O índice DXY – que mede o desempenho do dólar frente a uma cesta de divisas fortes – trabalhou em queda, na casa dos 104,500 pontos. O tombo poderia ter sido até maior não fosse a derrocada do iene, após o Banco do Japão sinalizar que vai manter a política monetária expansiva para tentar trazer a inflação para cerca de 2% no curto prazo.
Na quinta, o presidente do Banco Central americano, Jerome Powell, reiterou que o plano de voo da instituição é promover altas de 50 pontos-base na taxa básica dos EUA nas próximas duas reuniões, embora tenha ressaltado que pode "fazer mais ou menos" dependendo do desempenho da economia.
Nesta sexta, o presidente do Federal Reserve (Fed) de Minneapolis, Neel Kashkari, disse que o BC americano vai fazer tudo que for necessário para controlar a inflação, mas que tem esperança de que o aperto monetário não precise ser tão agressivo. A presidente do Fed de Cleveland, Loretta Mester, que na terça-feira causou bulício no mercado ao dizer que uma elevação da taxa americana em 75 pontos base não estava descartada, defendeu nesta sexta altas de 50 pontos-base na reunião do Fed em junho e julho. A decisão de acelerar ou diminuir o passo ficaria para setembro.

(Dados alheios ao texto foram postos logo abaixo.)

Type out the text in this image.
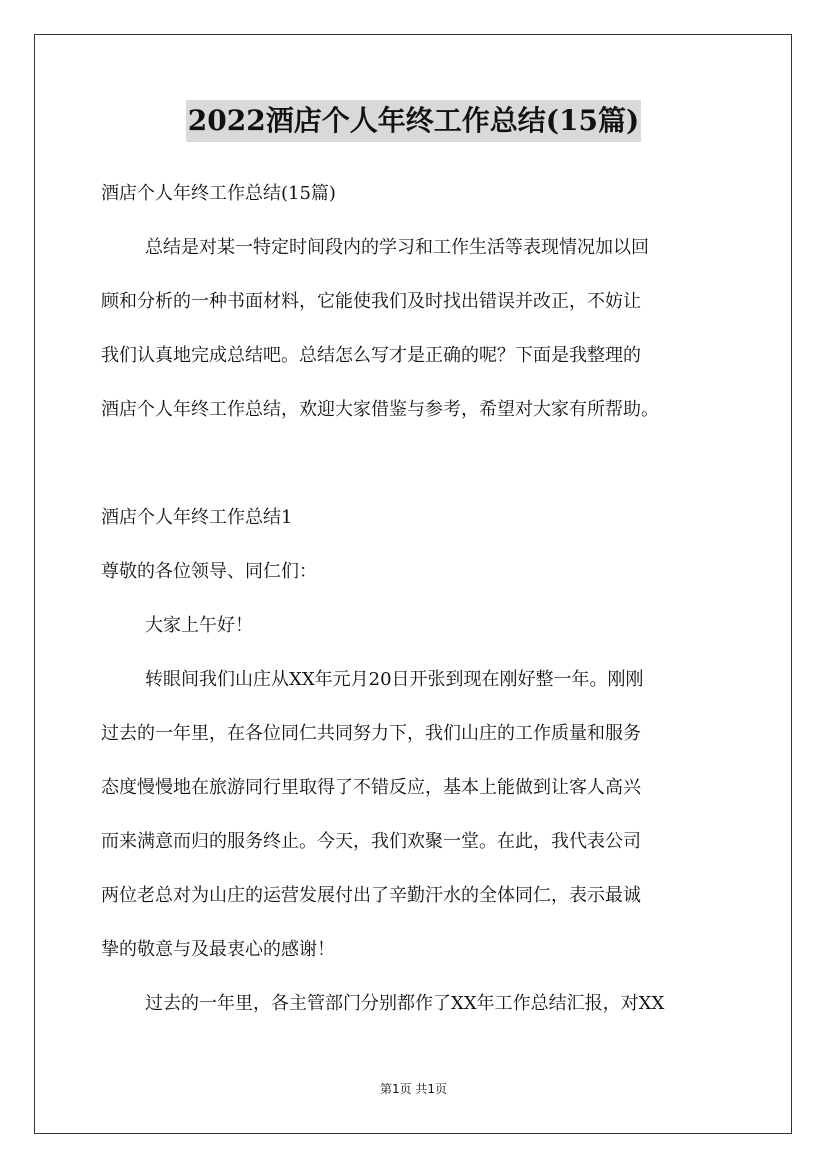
2022酒店个人年终工作总结(15篇)
酒店个人年终工作总结(15篇)
总结是对某一特定时间段内的学习和工作生活等表现情况加以回
顾和分析的一种书面材料，它能使我们及时找出错误并改正，不妨让
我们认真地完成总结吧。总结怎么写才是正确的呢？下面是我整理的
酒店个人年终工作总结，欢迎大家借鉴与参考，希望对大家有所帮助。
酒店个人年终工作总结1
尊敬的各位领导、同仁们：
大家上午好！
转眼间我们山庄从XX年元月20日开张到现在刚好整一年。刚刚
过去的一年里，在各位同仁共同努力下，我们山庄的工作质量和服务
态度慢慢地在旅游同行里取得了不错反应，基本上能做到让客人高兴
而来满意而归的服务终止。今天，我们欢聚一堂。在此，我代表公司
两位老总对为山庄的运营发展付出了辛勤汗水的全体同仁，表示最诚
挚的敬意与及最衷心的感谢！
过去的一年里，各主管部门分别都作了XX年工作总结汇报，对XX
第1页 共1页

"Não nos parece essencialmente relevante essa discussão 50 pontos base versus 0,75 pontos base, mas o mercado tem essa tendência de se apegar a pontos focais", afirmam, em relatório, economistas do Banco Original, ressaltando que o índice de preços ao consumidor (CPI) nos EUA em abril, acima das expectativas, "conversa com mais juros" e que a velocidade do aperto passa pelo ajuste fino do Fed. "Olhando para nossa moeda e demais exportadores de commodities, podemos credenciar à desvalorização do yuan (moeda chinesa) boa parte da desvalorização do real e de seus pares nas últimas semanas. Notícias positivas por lá deveriam repercutir positivamente por aqui", afirmam os economistas do Original.
Para o gestor e sócio da Galapagos Capital, Sergio Zanini, o debate em torno de uma alta dos Fed Funds em 75 pontos base "deve voltar à mesa", dada a necessidade de desinflacionar a economia americana. "Vai ser uma pedra no sapato do mercado e impedir uma melhora mais substancial dos ativos", diz Zanini, que pinta um quadro de desaceleração da atividade global em ambiente de inflação ainda em níveis elevados nos próximos meses.
Além da perda de fôlego da economia americana, Zanini mostra preocupação com a China, em razão da política de tolerância zero com a covid-19, e com a Europa. Países da região, como a Itália, apresentam fragilidade fiscal e devem sofrer com a provável alta de juros pelo Banco Central Europeu (BCE) neste ano. "Os apertos monetários nos países desenvolvidos retiram liquidez global em um ambiente de desaceleração da economia, o que é muito negativo para ativos de risco", diz Zanini. "O ambiente é de dólar forte no mundo. O euro pode vir abaixo da paridade com o dólar nos próximos 12 meses."
Apesar do cenário global conturbado e da provável volta da questão fiscal doméstica ao radar dos mercados com a proximidade das eleições, Zanini acredita que o real não deve enfrentar uma rodada forte de depreciação. A moeda local conta com dois trunfos: perspectiva de manutenção de preços de commodities ainda em nível elevados, em razão de gargalos específicos de oferta, e taxa real de juros robusta, quando se compara a taxa Selic com a inflação projetada doze meses à frente.
"O risco maior para o real vai ser o segundo semestre, até a eleição e no pós-eleição, porque não se sabe qual vai ser o regime fiscal. Mas o Brasil deve se beneficiar da questão estrutural das commodities e do juro alto. O dólar deve ficar nesse patamar de R$ 5", diz Zanini, que também aponta o fato da China ter depreciado o yuan como motivo principal para a derrocada do real em abril e na primeira semana de maio.